Afghanistan taking back madrassas: education minister

Kabul, Afghanistan - Afghanistan's government is setting up its own madrassas, or religious schools, to counter the Taliban's use of education as a "weapon of terrorism," Education Minister Mohammad Hanif Atmar says.

The first will be established in two months, with one eventually to open in each of Afghanistan's 34 provinces, the minister said in an interview with AFP.

"The enemies of democracy in this country, the enemies of stability in this part of the world, are actually using education as a weapon of terrorism. They have established for some time now across the border hate madrassas," he said.

Afghans from poor backgrounds who are enrolled into these free boarding schools are ripe for recruitment into the Taliban insurgency.

"They teach them hate and they teach them the kind of things that have no consistency with our religion.

"And as a result they get suicide bombers recruited from these madrassas and they get Taliban fighters from these madrassas," said the 39-year-old minister, one of the youngest in President Hamid Karzai's cabinet.

The fundamentalist Taliban were students at madrassas in Pakistan before the government there helped them to seize power in Afghanistan in 1996. They were ousted in a US-led invasion in late 2001.

Atmar said it was now the government's "ethical responsibility" to offer a tolerant and modern Islamic education, as many parents wanted religious schooling for their children.

The planned schools, which Atmar said should initially accommodate up to 50,000 children, are to offer 40 percent religious education, 40 percent general education and 20 percent computer science and foreign languages.

The curriculum would produce graduates who are more employable than those from traditional madrassas whose students could become teachers in religious schools, mullahs or even "join the Taliban ranks," Atmar said.

The schools would be supervised by the ministry and community boards to ensure that teachers did not deviate from teaching a moderate version of Islam, he said.

The minister wants to recruit the best educators for the madrassas but faces a severe shortage of qualified teachers, with a poorly skilled labour force one of the many legacies of 25 years of war.

Around 80 percent of the existing teaching force of about 143,000 is not qualified, he said.

"We have to work on two fronts: one, to train a new generation of teachers with a special focus on female teachers and second to provide in-service training to our existing teachers," he said.

A priority is to boost the attendance of girl pupils with their numbers still far lower than for boys five years after the expulsion of the Taliban regime that did not allow girls to go to school.

"At the moment for every two boys, I have one girl in primary school. But in secondary, for every five to six boys I have one girl," Atmar said. "That ratio must change."

The minister conceded Taliban attacks, such as burning schools, had undermined his ministry's efforts in "small pockets in the country," primarily in the south where the insurgency is the most active.

A total of 44 teachers had been killed in such attacks in 12 months, he said, with most of the killings in the south.

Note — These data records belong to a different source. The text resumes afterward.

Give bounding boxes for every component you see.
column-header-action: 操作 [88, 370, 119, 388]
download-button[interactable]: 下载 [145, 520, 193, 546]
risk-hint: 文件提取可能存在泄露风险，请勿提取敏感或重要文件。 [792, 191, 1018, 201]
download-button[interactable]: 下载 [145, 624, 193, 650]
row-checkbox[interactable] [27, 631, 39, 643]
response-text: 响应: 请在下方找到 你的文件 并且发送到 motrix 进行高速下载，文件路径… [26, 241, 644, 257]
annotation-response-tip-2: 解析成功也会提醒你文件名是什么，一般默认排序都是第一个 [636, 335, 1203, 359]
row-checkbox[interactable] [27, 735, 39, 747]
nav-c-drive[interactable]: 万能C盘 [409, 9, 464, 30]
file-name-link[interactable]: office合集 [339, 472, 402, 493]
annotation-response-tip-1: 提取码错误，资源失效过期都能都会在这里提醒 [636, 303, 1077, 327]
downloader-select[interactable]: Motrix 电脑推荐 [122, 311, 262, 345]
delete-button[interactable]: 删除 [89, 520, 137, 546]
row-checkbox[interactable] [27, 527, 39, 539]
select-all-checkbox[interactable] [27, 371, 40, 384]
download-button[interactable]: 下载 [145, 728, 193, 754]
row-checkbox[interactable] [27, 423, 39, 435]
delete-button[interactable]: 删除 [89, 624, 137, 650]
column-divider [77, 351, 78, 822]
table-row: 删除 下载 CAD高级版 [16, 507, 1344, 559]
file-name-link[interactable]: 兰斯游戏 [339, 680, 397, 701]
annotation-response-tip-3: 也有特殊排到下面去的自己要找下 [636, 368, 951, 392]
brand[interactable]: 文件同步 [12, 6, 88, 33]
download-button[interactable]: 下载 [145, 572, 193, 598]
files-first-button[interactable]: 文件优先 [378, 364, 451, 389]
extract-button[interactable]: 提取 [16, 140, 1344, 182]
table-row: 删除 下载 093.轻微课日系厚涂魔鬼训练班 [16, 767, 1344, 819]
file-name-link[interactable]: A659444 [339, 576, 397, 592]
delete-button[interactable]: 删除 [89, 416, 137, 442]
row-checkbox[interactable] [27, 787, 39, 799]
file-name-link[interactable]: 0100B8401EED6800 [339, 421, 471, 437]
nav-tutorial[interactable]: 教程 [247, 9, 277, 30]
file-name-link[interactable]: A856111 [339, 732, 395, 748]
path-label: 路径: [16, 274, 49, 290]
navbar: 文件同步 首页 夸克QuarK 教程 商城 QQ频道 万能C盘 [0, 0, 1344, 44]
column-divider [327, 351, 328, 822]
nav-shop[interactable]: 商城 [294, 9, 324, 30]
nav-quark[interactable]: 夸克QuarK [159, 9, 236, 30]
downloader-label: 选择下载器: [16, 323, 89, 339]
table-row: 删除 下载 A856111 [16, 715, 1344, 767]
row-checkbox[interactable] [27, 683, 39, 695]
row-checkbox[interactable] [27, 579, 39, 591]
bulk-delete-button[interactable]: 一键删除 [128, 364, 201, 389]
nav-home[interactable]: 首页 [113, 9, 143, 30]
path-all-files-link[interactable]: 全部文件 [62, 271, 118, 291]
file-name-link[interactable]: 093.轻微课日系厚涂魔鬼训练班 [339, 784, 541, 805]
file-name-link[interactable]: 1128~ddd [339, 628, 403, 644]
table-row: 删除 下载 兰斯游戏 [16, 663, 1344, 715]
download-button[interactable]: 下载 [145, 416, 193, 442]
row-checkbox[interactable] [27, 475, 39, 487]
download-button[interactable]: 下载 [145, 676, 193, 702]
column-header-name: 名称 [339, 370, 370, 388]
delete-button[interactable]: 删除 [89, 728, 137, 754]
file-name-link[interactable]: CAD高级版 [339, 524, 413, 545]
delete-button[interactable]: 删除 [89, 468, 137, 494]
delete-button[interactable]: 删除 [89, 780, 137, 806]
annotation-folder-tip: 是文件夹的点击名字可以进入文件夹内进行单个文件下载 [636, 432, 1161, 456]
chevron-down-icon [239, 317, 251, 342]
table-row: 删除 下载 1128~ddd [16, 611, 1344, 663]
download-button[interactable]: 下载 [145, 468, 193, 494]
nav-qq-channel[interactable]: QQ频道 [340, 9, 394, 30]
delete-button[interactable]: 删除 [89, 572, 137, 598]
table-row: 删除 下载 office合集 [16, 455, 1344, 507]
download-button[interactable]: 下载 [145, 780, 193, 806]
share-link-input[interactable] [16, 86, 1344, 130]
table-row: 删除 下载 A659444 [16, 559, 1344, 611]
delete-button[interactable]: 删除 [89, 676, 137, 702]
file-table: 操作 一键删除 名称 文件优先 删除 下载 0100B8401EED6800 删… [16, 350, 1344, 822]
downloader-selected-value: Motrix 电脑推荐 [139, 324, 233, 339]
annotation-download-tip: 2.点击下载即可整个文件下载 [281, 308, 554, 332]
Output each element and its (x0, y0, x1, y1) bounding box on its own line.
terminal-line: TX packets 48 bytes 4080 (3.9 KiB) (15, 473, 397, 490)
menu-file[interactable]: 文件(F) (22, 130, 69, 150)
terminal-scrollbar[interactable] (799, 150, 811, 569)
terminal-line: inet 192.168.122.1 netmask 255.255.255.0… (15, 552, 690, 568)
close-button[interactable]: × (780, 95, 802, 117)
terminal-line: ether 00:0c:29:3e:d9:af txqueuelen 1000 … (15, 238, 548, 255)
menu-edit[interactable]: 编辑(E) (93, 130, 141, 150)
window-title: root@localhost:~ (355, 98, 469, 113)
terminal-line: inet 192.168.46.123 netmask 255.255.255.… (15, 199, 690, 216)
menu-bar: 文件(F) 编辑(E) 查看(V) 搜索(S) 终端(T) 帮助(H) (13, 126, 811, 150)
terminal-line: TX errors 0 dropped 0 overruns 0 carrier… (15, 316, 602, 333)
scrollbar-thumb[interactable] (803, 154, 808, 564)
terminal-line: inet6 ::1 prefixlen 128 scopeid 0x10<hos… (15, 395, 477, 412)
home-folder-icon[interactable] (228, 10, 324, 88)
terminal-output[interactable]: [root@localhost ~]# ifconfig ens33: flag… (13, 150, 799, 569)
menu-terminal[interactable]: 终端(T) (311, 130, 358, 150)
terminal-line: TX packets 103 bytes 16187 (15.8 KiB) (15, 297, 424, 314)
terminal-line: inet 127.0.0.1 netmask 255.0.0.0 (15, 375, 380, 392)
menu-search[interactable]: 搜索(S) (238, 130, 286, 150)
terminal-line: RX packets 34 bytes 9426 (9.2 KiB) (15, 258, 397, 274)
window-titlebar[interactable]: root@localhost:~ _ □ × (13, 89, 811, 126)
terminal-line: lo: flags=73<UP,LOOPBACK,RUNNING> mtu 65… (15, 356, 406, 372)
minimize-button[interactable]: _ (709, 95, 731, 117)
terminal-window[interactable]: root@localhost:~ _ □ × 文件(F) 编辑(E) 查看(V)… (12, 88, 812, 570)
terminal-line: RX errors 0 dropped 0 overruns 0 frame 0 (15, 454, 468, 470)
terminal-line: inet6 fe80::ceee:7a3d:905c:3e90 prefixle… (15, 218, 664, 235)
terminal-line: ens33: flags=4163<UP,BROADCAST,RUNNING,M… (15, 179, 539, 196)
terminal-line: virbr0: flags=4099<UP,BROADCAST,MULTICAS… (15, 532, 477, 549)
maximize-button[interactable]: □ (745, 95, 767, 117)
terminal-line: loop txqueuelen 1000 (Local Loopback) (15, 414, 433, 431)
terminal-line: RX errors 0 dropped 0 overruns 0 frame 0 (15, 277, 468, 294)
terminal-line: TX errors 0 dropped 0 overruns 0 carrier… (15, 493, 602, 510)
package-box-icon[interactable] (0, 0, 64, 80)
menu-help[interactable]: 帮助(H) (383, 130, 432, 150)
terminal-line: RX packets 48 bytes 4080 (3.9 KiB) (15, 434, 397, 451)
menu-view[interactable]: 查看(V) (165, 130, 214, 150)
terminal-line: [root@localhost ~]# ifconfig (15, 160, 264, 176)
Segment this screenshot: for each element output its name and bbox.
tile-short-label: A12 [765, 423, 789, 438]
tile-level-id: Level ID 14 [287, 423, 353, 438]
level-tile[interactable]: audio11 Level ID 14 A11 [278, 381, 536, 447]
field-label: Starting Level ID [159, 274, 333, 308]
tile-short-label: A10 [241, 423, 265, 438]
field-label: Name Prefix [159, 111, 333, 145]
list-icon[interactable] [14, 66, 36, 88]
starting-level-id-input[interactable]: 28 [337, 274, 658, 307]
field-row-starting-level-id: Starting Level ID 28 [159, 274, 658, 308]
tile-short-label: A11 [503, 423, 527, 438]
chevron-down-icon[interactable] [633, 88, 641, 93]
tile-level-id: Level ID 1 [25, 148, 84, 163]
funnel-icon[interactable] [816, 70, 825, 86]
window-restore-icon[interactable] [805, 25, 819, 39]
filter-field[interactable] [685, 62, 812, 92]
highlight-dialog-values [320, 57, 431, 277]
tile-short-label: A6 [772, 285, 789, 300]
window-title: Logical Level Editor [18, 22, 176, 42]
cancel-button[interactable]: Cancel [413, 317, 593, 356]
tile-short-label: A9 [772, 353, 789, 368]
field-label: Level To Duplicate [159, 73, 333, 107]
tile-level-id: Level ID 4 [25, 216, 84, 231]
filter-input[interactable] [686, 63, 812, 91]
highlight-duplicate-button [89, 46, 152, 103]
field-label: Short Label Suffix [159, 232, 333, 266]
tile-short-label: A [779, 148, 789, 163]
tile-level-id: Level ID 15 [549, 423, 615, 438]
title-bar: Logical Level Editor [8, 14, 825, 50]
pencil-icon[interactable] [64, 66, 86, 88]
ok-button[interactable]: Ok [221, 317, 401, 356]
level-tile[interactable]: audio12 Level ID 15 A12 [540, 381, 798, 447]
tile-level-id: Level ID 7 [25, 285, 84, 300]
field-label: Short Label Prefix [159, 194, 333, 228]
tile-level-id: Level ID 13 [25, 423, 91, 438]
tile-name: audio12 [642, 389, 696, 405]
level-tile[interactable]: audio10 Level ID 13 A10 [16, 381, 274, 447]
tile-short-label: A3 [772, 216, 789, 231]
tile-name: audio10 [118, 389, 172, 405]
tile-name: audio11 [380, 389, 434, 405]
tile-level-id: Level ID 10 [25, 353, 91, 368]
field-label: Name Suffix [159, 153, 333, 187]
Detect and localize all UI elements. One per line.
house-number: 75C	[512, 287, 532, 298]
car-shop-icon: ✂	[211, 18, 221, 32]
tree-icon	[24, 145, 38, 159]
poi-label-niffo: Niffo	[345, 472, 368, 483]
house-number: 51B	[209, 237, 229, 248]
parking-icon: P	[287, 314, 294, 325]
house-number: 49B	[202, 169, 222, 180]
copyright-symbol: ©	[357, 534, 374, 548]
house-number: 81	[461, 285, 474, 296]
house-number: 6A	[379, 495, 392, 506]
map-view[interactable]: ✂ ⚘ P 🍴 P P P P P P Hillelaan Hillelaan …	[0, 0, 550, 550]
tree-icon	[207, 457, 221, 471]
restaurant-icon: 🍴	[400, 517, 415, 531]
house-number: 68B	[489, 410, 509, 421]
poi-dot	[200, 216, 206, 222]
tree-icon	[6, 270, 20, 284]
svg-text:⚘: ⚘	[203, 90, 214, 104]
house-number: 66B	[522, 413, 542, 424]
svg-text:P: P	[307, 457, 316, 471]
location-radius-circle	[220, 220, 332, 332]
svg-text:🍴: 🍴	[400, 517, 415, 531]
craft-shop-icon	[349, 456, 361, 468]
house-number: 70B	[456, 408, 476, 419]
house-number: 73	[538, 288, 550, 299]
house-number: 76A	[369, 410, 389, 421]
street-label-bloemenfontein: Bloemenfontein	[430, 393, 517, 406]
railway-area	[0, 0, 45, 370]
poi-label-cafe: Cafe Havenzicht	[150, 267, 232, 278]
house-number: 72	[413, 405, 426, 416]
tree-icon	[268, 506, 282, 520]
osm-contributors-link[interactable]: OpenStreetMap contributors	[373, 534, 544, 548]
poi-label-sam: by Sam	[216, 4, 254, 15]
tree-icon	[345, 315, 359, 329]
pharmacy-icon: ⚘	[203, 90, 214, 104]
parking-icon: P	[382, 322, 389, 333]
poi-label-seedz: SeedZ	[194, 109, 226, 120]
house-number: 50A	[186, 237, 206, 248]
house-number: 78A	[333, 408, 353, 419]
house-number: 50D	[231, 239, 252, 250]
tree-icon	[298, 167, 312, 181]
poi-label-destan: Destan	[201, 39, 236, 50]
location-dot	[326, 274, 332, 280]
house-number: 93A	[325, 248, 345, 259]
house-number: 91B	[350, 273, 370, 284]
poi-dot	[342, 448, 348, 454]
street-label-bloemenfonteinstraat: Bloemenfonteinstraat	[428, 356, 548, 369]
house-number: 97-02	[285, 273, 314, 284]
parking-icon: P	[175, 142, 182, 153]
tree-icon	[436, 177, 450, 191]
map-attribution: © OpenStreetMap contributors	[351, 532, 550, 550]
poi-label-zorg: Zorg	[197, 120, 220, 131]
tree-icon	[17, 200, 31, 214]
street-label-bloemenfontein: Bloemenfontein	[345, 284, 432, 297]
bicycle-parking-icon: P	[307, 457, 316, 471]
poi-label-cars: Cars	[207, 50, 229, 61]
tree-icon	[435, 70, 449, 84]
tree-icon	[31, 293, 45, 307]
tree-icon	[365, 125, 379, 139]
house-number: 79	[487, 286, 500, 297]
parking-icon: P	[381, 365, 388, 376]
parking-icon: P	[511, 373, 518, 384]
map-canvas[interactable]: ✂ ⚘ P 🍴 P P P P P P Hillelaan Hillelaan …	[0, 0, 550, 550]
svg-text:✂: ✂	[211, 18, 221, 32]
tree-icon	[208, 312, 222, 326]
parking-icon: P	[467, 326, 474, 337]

"Six months ago, there was every day two to three incidents happening to our schools, teachers and students. These days it is only two to three incidents a week."

He attributed the fall in part to the establishment of local councils to protect schools and education, both through providing security and increasing public awareness.

And in a country where most people are illiterate -- the statistic rising to 90 percent of rural women, according to the United Nations -- the importance of education takes on particular significance.

"Democracy will never be fully operationalised if people are not able to read and write and if the human capital is not there," Atmar said.